Herkes biraz sessizleşti. Hiç kimse, biraz olumlu olan bu durumun birdenbire bu duruma dönüşeceğini beklemiyordu.
“Chi chi!”
Herkes ne yapacağını şaşırmışken, gökyüzüne nüfuz eden ölümcül auranın içinden aniden hafif bir rüzgar sesi belirdi. Etraflarından zengin ölümcül auralar içeren birçok siyah mızrak fırladı.
Bu ani saldırı, ittifak ordusunun biraz paniğe kapılmasına neden oldu. O siyah mızrakların üzerinde yoğun bir ölüm aurası vardı. Bu yüzden, Dou Qi savunmaları bile çok fazla işe yaramıyordu. Kara mızraklar bazı ittifak uzmanlarının arasından geçti. Göz açıp kapayıncaya kadar vücutları çöktü ve çürümüş bir kemik yığınına dönüştü. Kemiklerin içinden siyah buhar izleri sızdı.
“Lanet olsun!”
Lei Ying ve diğerleri, ittifakın bu kadar dezavantajlı bir durumda olduğunu gördükten sonra kasvetli yüzlere sahipti. Bu Ölüm Dünyası’ndan zorla çıkmaya hazırlardı ki önlerindeki ölüm aurası aniden hareket etti. Hemen, bir anda büyük siyah bir kapı belirdi.
“Saldırmayın, benim!”
İttifak ordusu, daha önceki üç dev kapının tıpatıp aynısı olan bir şey gördükten sonra büyük bir şaşkınlık yaşadı. Ancak, saldırılarını serbest bırakamadan önce devasa kapıdan tanıdık bir ses yayıldı.
“Xiao Yan?”
Lei Ying ve diğerleri bu sesi duyunca çok sevindiler. Dev siyah kapının tepesine doğru baktılar. Orada genç bir figür vardı. Şaşırtıcı bir şekilde Xiao Yan’dı.
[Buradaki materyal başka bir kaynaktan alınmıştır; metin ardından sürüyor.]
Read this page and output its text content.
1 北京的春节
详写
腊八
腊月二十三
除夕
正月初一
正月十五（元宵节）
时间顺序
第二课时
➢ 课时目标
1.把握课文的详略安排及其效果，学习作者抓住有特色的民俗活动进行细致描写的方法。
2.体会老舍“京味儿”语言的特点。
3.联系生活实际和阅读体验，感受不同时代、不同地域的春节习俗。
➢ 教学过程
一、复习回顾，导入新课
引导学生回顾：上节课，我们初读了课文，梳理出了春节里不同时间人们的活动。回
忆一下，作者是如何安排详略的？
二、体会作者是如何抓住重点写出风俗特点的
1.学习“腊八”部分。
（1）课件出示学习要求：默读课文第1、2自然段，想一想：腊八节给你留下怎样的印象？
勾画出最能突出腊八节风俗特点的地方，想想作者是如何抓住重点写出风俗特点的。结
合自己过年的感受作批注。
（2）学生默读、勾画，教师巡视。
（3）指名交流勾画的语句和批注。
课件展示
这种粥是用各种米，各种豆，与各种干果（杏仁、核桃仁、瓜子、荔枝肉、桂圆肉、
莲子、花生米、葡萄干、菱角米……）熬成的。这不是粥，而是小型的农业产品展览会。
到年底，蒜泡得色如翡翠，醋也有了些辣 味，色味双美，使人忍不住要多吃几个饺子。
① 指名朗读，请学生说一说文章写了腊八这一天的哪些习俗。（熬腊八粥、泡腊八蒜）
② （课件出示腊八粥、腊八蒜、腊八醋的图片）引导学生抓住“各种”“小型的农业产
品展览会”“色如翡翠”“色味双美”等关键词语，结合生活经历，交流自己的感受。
“Beni takip et. Bu Ölüm Dünyası gizemli olabilir ama oluşumu inşa etmek için kullandıkları Ölüm Sessizliği Kapısı’ndan birini kapmayı başardım. Dolayısıyla bu oluşum eksiktir. Oluşumun en zayıf kısmından hücum edebiliriz!” Xiao Yan, ittifak ordusundan birçok uzmana baktı ve derin bir sesle konuştu.
Bunu duyduktan sonra herkesin yüzünde hızla bir sevinç belirdi. Ancak acil bir durumdaydılar ve soru sormak için çok az zamanları vardı. Lei Ying elini salladı ve büyük uzman grubu aceleyle havaya yükseldi.
“Hadi gidelim!”
Xiao Yan derin bir çığlık attı. Hızlıca parmağını salladı ve aşağıdaki devasa Ölüm Sessizliği Kapısı dışarı uçtu. Ordunun üzerindeki alanı kapladı. Emiş kuvveti dalgaları patladı. Etraftaki ölümcül aura tamamen onun tarafından emildi.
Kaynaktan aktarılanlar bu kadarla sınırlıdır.